Gold lost all its sheen in the third quarter, thanks to rising interest rates and a strong dollar. In fact, the yellow metal recorded the fourth consecutive monthly decline in August, representing the longest stretch of losses since 2013. Though gold is generally perceived as a safe haven in times of economic or political turmoil, the long-standing trade gyrations have prompted investors to pick the U.S. dollar as the latest safety investment in a strong economy.
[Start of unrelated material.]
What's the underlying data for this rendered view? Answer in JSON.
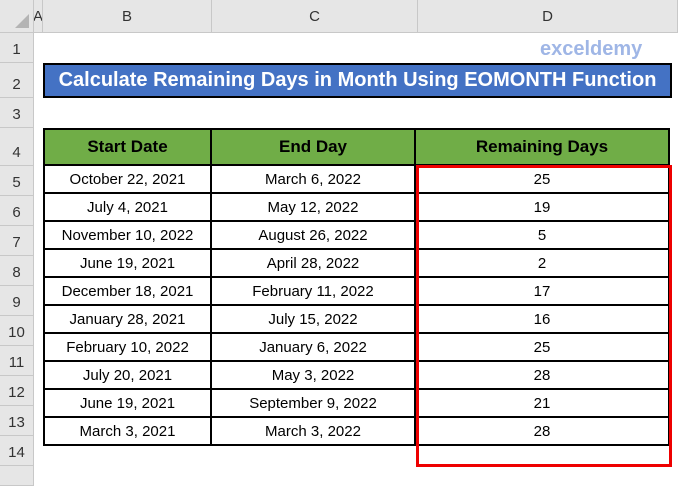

As such, SPDR Gold Trust ETF (GLD - Free Report) ), the world’s largest gold-backed ETF, led the redemption list of the third quarter with heavy outflow of nearly $3 billion. It has a Zacks ETF Rank #3 (read: Gold in Longest 4-Year Losing Streak: Go Short with ETFs).

International ETFs Dulled

The escalating trade war tensions and a surge in dollar lowered the appeal for international investing last quarter. The iShares MSCI EAFE ETF (EFA - Free Report) pulled out $2.8 billion in capital followed by outflows of $2.4 billion for iShares MSCI Japan ETF (EWJ - Free Report) , $1.4 billion for iShares MSCI Eurozone ETF (EZU - Free Report) and $1.2 billion for iShares MSCI Brazil ETF (EWZ - Free Report) .

EFA targets the developed market while EZU provides access to Euro zone stocks. EWJ and EWZ offer broad exposure to Japan and Brazilian stocks, respectively. EWZ has a Zacks ETF Rank #4 (Sell) while the rest three funds have a Zacks ETF Rank of #3.